Speeding up the journey toward clean energy through photocatalyst optimization
Osaka University researchers have studied the photocatalytic activity of oxyhalide materials and were able to demonstrate a relationship between parameters measured by time-resolved microwave conductivity (TRMC) and oxygen generation. Using the relationship, they optimized the processing temperature for the synthesis of the photocatalyst PbBiO2Cl, resulting in a three-fold improvement in the apparent quantum efficiency compared with previous reports. It is hoped that the findings will allow for high throughput screening and efficient photocatalyst development.
Photocatalysts that harness light energy and use it to split water into hydrogen and oxygen could make hydrogen a potential clean energy source. However, the optimization of photocatalyst candidate materials usually requires a considerable time investment. Now, researchers at Osaka University have demonstrated a link between easy-to-measure quantities and catalyst performance that could provide a rapid evaluation method.
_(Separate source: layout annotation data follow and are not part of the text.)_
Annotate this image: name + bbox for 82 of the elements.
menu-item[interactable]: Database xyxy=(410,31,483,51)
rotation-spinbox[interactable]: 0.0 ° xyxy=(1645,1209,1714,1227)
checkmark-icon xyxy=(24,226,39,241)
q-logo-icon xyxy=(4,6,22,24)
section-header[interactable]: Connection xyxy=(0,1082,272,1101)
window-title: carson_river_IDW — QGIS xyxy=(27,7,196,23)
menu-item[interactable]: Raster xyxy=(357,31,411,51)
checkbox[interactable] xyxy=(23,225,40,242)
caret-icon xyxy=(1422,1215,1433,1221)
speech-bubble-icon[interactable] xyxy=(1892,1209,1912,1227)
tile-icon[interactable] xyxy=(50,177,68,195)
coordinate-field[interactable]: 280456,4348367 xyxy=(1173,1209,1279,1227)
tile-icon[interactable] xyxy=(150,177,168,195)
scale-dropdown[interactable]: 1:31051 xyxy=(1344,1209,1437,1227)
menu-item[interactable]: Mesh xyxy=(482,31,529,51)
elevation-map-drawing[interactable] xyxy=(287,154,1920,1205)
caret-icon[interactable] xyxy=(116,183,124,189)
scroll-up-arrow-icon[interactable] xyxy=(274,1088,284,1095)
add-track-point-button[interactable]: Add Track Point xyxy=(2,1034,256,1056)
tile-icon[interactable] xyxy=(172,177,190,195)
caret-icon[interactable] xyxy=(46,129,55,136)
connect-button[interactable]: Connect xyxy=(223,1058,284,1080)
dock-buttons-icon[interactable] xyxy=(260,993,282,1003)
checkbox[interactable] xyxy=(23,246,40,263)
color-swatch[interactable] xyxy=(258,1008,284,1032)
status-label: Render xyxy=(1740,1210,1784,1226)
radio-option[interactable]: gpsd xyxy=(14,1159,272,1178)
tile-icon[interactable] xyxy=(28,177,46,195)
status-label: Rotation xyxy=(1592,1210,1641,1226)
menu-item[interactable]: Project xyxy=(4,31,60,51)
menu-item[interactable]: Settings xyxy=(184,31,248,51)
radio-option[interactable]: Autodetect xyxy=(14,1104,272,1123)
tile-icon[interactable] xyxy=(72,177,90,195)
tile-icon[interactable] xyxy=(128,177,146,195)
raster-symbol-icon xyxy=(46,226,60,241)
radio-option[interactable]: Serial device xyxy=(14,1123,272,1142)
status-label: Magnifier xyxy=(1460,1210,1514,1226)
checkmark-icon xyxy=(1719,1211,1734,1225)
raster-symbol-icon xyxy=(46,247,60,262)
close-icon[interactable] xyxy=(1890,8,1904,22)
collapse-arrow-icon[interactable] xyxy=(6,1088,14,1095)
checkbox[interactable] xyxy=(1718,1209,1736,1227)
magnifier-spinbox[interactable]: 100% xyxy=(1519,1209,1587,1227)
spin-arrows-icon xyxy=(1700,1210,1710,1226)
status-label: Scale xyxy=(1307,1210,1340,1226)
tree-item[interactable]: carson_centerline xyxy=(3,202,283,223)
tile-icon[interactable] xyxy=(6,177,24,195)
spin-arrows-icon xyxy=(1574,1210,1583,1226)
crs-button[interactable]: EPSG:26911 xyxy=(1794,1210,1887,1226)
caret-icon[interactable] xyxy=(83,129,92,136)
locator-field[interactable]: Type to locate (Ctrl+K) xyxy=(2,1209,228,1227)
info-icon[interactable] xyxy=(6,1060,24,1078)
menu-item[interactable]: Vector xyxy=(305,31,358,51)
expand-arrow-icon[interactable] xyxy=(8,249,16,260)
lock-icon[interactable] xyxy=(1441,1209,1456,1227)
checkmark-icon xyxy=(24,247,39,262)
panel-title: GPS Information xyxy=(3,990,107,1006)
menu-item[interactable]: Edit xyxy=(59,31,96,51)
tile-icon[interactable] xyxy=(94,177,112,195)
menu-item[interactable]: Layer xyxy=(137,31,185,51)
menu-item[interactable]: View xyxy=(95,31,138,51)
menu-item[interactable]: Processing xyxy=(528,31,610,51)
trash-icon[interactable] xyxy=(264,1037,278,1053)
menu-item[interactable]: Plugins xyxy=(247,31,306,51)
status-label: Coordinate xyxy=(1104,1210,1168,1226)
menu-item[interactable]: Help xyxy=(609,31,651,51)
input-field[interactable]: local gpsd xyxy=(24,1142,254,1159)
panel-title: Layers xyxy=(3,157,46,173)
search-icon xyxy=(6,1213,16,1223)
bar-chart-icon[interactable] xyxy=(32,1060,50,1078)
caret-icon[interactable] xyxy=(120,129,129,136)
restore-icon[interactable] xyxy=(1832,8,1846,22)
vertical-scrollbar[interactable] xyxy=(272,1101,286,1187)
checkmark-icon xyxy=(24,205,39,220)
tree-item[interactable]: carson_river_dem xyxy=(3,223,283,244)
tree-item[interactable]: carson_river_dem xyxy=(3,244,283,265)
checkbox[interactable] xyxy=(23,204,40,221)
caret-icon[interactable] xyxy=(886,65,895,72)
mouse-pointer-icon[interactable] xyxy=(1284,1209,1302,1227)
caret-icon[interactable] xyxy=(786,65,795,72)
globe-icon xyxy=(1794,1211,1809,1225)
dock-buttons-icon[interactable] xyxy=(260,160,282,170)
The conversion of light energy to chemical energy using photocatalysts has been widely reported, but the continual optimization of photocatalytic materials is critical for their successful application. The properties of photocatalysts, including their surface area, crystallinity and various electronic features, affect their activity. These properties can be influenced by the techniques and specific conditions used to prepare them, thus leading to a broad range of materials that could be evaluated.
Testing material is a time-consuming process that has yet to be accelerated—until now. In a report published in ACS Energy Letters, Osaka researchers have shown the relationship between time-resolved microwave conductivity (TRMC) measurements and the photocatalytic performance of semiconductor materials. TRMC is a process that allows photocatalysts to be evaluated in powder form, which leads to significantly higher throughput.
"We have been able to show that the oxygen evolution rate of a photocatalyst—which is a measure of activity—can be determined from the photoconductivity and the half-lifetime determined by TRMC," explains study lead author Hajime Suzuki. "Applying this relationship to materials makes evaluating their potential much more efficient."
The researchers used their findings to determine the optimum processing temperature for a material that had not been extensively studied, PbBiO2Cl, and were able to produce an analogue that had an apparent quantum efficiency of 3 percent—three times higher than had been achieved in previous studies using higher processing temperatures.
"We hope that the principles of our findings can be widely applied to improve the efficiency and ease of screening materials, finding candidates, and choosing synthesis conditions," study corresponding author Akinori Saeki explains. "In terms of the broader picture, high throughput processes could accelerate the development of cleaner energy solutions."